We all understand that things go wrong from time to time, but:
(a) the quantum of noticeable, game breaking stuff that gets through is laughable. Especially the repeat ones. I worked in Finance software development for awhile and the tolerance for bugs was near enough to zero. I would hazard the code we worked with was just as convoluted (if not worse) as what you work with, so the excuses offered are wearing thin.
(b) if you don't like exploits, stop introducing them? Is an exploit the fault of the evil player, or the negligent coder/QA/dev that introduces it and then leaves it there on live? Hmmm - far easier on the ego to blame the player/user.
(c) knowing something is borked, it still gets through Lam, Live and a few patches. Some known issues are never fixed. And the in-game support is a joke. Not so much the individuals, but the Turbine approach. You know something is fucked up, so your CS team don't offer people solutions, reassurance, help or maybe something for the inconvenience - god no! Instead you either just close the ticket without talking to them or direct them to the never working in-game bug-reporting tool.
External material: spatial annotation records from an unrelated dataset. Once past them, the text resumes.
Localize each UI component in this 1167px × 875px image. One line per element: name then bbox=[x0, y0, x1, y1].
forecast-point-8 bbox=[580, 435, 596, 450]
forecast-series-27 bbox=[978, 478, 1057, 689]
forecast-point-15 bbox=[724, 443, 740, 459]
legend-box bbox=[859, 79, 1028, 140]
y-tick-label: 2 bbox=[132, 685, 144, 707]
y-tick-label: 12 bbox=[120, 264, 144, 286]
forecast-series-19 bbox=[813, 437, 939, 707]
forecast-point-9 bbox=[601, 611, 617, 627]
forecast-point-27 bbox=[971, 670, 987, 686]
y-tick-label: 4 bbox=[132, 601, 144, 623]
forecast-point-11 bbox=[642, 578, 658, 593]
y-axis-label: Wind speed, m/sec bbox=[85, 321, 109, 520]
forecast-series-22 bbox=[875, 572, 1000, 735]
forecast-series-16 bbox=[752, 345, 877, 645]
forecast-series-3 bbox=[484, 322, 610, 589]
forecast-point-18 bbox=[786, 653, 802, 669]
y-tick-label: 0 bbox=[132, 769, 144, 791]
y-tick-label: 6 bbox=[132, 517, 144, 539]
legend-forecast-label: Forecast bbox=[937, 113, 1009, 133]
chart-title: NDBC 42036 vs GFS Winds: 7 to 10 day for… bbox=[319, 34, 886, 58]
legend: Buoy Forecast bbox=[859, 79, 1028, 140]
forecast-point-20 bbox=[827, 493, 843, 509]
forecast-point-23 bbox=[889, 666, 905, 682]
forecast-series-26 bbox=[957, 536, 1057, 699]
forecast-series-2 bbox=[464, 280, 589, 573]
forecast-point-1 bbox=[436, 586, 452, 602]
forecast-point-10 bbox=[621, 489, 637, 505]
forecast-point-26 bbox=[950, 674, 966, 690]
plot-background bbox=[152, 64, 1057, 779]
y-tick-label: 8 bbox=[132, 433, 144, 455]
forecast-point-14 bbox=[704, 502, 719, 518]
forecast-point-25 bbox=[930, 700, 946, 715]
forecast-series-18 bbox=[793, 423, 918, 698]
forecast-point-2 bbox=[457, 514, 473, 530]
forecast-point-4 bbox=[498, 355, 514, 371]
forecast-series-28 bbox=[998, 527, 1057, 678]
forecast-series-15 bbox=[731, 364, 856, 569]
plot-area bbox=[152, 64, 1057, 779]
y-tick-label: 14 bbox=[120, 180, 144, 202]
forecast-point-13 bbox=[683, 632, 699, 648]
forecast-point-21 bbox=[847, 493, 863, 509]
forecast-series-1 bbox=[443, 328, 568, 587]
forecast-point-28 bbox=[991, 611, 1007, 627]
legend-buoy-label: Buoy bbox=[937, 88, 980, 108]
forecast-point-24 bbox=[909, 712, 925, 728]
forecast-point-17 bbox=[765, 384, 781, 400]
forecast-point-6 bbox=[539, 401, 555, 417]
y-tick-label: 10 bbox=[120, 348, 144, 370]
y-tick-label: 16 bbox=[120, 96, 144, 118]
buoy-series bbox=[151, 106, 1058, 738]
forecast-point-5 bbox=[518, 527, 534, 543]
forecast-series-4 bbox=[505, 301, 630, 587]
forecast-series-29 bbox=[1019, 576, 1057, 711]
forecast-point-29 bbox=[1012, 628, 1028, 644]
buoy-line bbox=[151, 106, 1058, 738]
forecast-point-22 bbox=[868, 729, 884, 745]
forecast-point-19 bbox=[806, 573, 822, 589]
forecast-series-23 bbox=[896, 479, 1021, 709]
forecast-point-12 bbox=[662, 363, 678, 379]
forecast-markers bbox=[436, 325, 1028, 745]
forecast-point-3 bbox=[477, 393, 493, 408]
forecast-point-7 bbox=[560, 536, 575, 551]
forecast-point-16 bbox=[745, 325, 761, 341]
Is that like the office in-joke for employee amusement?
So you have a web reporting tool - fix the in-game one if you are serious about squashing bugs.
Stop treating your customers like idiots/perps and start engendering some respect. That's the way to do business.
As Scud wisely suggested, get some of the clever exploiters to work for you and offer rewards for reporting it, instead of using it. Sometimes the carrot is better than stick.